This week, GamePolitics has been tracking public outrage over Kaboom: The Suicide Bombing Game, a no-budget affair created by an amateur and posted online.
While the game is admittedly in very poor taste, there's not a lot to be done about it. As a non-commercial offering, Kaboom is not subject to any content rating requirements. And, since it is hosted outside the U.K., it would seem to be beyond the reach of English law.
But such logic has never been known to stop British Labour MP Keith Vaz, who has now taken his objections to Parliament. Vaz had the following exchange yesterday with MP Harriet Harman, Leader of the House of Commons:
Vaz: Has my right hon. and learned Friend had the opportunity to look at early-day motion 2416? (quoted):
[That this House condemns the creation of the online computer game Kaboom which asks the player to replicate the actions of suicide bombers; believes that this game is offensive to the families of those killed by suicide bombers and devalues all human life; further believes that this game depicts an unnecessary level of violence; is deeply concerned that vulnerable people under the age of 18 are able to access and play this game; calls upon the game's creator to show sensitivity and responsibility by removing it from the internet; welcomes the findings of a new study from Iowa State University which recognises the link between violent video games and aggressive behaviour; and calls on the Government to revise its regulation of violent video games.]

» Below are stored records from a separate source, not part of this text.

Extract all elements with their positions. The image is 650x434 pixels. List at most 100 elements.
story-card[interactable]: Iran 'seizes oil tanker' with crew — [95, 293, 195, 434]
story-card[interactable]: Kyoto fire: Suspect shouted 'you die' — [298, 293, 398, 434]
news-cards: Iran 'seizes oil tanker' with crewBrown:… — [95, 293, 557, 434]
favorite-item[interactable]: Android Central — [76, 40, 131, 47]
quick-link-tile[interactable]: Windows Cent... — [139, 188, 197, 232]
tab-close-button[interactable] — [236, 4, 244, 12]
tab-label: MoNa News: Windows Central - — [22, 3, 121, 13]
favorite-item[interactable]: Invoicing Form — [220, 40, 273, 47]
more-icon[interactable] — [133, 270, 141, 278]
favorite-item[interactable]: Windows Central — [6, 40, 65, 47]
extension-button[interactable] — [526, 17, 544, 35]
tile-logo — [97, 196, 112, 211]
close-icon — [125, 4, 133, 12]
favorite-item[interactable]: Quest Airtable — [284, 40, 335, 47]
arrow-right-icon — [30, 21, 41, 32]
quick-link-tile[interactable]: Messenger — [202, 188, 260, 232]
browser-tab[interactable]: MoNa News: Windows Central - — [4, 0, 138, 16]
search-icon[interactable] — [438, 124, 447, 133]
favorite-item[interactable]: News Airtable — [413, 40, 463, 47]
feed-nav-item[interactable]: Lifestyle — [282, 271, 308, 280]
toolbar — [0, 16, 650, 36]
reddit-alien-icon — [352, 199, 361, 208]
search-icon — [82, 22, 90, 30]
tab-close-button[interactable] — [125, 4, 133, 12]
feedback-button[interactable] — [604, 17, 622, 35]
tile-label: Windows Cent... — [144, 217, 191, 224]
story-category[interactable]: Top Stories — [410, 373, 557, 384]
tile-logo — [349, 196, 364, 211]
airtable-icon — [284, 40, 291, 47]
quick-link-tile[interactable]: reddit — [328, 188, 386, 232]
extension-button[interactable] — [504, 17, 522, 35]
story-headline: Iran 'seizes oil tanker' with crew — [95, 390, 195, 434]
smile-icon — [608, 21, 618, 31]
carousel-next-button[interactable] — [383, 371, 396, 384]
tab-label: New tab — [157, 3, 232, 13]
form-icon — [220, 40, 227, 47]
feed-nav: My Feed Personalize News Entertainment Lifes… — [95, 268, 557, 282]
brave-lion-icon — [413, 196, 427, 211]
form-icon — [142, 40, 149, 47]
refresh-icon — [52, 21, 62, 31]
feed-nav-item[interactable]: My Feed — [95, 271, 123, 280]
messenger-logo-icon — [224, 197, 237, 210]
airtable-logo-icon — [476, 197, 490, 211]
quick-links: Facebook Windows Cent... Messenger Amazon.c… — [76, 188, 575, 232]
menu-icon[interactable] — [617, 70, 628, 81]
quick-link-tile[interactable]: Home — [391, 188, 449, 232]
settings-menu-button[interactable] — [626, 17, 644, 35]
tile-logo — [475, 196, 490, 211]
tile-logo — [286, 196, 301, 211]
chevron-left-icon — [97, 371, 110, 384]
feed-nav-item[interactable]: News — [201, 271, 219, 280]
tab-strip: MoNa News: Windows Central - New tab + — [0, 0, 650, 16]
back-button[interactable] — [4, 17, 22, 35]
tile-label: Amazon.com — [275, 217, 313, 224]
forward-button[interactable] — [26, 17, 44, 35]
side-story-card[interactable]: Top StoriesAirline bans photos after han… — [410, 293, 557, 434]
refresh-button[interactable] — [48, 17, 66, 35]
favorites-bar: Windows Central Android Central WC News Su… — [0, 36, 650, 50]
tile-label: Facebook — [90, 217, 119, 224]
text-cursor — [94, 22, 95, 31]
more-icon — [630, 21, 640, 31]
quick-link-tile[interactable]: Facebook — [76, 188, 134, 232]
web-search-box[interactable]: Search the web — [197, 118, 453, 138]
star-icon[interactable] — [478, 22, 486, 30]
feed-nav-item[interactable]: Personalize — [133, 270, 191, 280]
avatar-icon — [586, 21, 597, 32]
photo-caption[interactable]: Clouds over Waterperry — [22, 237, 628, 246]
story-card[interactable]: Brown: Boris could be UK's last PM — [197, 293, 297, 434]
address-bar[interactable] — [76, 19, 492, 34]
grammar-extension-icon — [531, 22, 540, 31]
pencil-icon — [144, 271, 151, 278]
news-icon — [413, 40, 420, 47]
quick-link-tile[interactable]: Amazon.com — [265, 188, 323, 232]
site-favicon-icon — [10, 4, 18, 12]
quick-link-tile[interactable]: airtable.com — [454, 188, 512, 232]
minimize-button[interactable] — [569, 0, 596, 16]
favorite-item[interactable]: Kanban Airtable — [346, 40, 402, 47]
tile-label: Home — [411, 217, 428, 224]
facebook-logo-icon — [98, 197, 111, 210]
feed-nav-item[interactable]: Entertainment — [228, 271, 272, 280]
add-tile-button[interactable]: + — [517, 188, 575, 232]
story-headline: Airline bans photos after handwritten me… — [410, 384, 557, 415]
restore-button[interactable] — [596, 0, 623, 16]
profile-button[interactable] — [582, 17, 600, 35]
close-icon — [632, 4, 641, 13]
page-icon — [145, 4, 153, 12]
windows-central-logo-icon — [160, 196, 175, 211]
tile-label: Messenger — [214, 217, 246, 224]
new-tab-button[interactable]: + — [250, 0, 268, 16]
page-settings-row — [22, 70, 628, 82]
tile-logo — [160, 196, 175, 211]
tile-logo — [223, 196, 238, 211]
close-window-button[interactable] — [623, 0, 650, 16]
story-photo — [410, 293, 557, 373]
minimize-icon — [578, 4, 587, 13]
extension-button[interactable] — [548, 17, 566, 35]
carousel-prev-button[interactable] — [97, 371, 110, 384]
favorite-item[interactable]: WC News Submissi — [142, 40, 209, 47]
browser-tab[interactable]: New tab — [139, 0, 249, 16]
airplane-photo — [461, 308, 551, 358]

[The motion] refers to an online computer game called "Kaboom", which asks players to replicate the actions of a suicide bomber. Does my right hon. and learned Friend agree that that is offensive to the families of the victims of suicide bombings and that it devalues human life? I have raised this matter on several occasions at business questions and in other debates. What action are the Government taking to remove such material from the internet or, at the very least, to approach service providers to ensure that they take appropriate action? Children and young people will be able to have access to those games. Could we have a debate on this important matter?
Harman: The Government are concerned about the effect on children of violent internet and video games, which is why we commissioned the Byron review. That set out how we need action from parents, from the industry itself and from the Government to ensure that there is proper control of content and clear labelling to protect young children. I pay tribute to my right hon. Friend's long-standing interest in these issues, which he had even before he became Chair of the Select Committee on Home Affairs. Under his leadership, the Committee has taken a strong interest in such matters. I bring to his attention the fact that on Thursday 13 November, in Westminster Hall, there will be a debate on the question of harmful content on the internet and in video games.
GP: Vaz is referring to the game violence study published by Dr. Craig Anderson earlier this week. Anderson's work has been challenged by Dr. Chris Ferguson of Texas A&M
GamePolitics will be tracking Parliament's game violence debate on Nov. 13th.